もっとも、それは私が目のやり場に困らないよう、男性のメンバーたちがより過激な内容のものを引き受けてくれているから、なのだけれども。
藤守
「……すんません、ちょっと、トイレ行ってきますわ」
藤守さんが立ち上がったのをきっかけに、明智さんも雑誌から顔を上げて凝った首を回し、如月さんは椅子の背にもたれて身体を伸ばす。
うとうとしている小笠原さんを横目に見てから、私も立ち上がった。
翼
「室長、休憩しますか?私、コーヒーを入れてきます」
穂積
「ありがとう、お願いしようかしら。……ああ、女の裸も見飽きたわ」
後半は欠伸混じりに呟きながら、室長は目頭を指先で揉んでいる。
室長の嘆きももっともで、時刻は既に、作業開始から二時間を超えていた。
穂積
「ここまでで、何か気付いた事はある?」
藤守さんが戻って来たのを見計らって、私が配ったコーヒーを手にした室長が、全員に確認する。
私たちは首を横に振った。
穂積
「……じゃあ、それぞれのタイミングで帰宅していいわよ。残りは明日にしましょう」
明智
「はい」
藤守
「明日もコレっすか……」
如月
「夢に出てきそうですよ」
小笠原
「さっきちょっと出てきた」
穂積
「適当に切り上げて、帰ってから寝てちょうだい」
苦笑する室長に、はい、と全員が揃って返事をしてから、藤守さんと小笠原さんはそのまま帰宅し、如月さん、明智さんもさらに5分ほど作業をしてから、帰って行った。
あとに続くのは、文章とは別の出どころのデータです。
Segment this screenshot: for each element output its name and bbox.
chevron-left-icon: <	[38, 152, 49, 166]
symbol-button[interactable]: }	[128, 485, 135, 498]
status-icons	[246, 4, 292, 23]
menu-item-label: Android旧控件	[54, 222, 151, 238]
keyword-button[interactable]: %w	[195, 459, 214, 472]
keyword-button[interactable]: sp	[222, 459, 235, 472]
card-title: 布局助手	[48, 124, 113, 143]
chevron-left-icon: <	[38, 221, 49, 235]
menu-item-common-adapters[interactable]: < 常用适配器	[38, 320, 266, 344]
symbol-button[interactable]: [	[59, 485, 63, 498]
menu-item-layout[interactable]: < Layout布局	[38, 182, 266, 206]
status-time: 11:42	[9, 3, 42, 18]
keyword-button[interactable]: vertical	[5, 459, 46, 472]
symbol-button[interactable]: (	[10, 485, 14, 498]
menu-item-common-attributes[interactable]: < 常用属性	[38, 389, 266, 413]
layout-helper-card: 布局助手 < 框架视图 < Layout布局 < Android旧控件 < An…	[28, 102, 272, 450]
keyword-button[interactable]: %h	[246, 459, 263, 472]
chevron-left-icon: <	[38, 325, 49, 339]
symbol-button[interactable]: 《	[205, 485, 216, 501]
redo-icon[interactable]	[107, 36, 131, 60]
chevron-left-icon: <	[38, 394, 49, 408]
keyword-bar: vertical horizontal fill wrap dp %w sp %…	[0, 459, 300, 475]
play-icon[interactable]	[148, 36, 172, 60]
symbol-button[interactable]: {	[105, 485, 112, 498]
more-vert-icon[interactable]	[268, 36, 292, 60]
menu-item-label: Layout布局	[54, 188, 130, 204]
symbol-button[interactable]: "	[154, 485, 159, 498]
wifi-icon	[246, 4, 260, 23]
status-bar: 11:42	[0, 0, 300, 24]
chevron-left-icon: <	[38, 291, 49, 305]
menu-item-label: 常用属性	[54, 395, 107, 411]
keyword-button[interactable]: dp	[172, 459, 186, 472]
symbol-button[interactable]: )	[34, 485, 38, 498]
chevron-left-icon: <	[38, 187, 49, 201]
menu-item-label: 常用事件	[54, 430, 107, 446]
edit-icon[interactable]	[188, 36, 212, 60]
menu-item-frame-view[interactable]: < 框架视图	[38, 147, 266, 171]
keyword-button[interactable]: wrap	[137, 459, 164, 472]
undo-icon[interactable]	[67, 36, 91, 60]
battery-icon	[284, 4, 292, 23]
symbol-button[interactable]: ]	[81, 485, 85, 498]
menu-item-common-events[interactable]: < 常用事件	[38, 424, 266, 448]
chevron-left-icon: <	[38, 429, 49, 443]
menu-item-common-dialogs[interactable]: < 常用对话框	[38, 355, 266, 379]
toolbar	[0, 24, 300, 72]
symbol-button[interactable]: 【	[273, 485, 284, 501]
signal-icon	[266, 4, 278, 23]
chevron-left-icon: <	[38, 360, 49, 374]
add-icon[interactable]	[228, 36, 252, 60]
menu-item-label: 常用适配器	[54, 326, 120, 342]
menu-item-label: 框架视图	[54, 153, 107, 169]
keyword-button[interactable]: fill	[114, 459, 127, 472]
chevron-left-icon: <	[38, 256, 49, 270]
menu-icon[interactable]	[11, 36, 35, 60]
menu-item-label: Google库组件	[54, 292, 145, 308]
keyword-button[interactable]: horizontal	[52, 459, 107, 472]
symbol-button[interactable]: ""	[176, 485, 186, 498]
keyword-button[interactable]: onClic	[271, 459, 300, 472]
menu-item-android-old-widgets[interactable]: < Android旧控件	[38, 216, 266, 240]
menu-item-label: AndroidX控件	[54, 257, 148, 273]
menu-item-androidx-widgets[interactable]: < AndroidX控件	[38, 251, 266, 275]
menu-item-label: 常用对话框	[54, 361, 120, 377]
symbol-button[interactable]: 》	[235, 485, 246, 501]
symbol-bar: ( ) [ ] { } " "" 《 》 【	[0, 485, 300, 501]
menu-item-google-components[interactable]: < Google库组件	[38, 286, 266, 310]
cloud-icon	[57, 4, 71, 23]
自分も作業を終える事にした私は、お盆を手にみんなの机をまわり、飲み終えたコーヒーカップを回収しながら、またこっそりと室長に目を向ける。
真剣な眼差しで静かにエロ本を読み進める室長の姿は、読んでいる本の内容にも関わらず、惚れ惚れするほど格好いい。
エロ本を机の上に置き、見開きのページに畳み込まれていたピンナップを開いて目を細める顔にまでときめいてしまうのだから、我ながらどうかしていると思う。
室長が眺めているのは、切れ長の目の美人が、紫の下着に包まれた大きな胸を、自分の両手で持ち上げてこちらに見せつけているセクシーな写真。
……室長、本当はああいうタイプが好きなのかな。
私とは共通項が無さそうな大人の女性を見つめている室長、その室長を見つめている私。
……ばかみたい。
急に悲しくなって、私は室長から目を逸らした。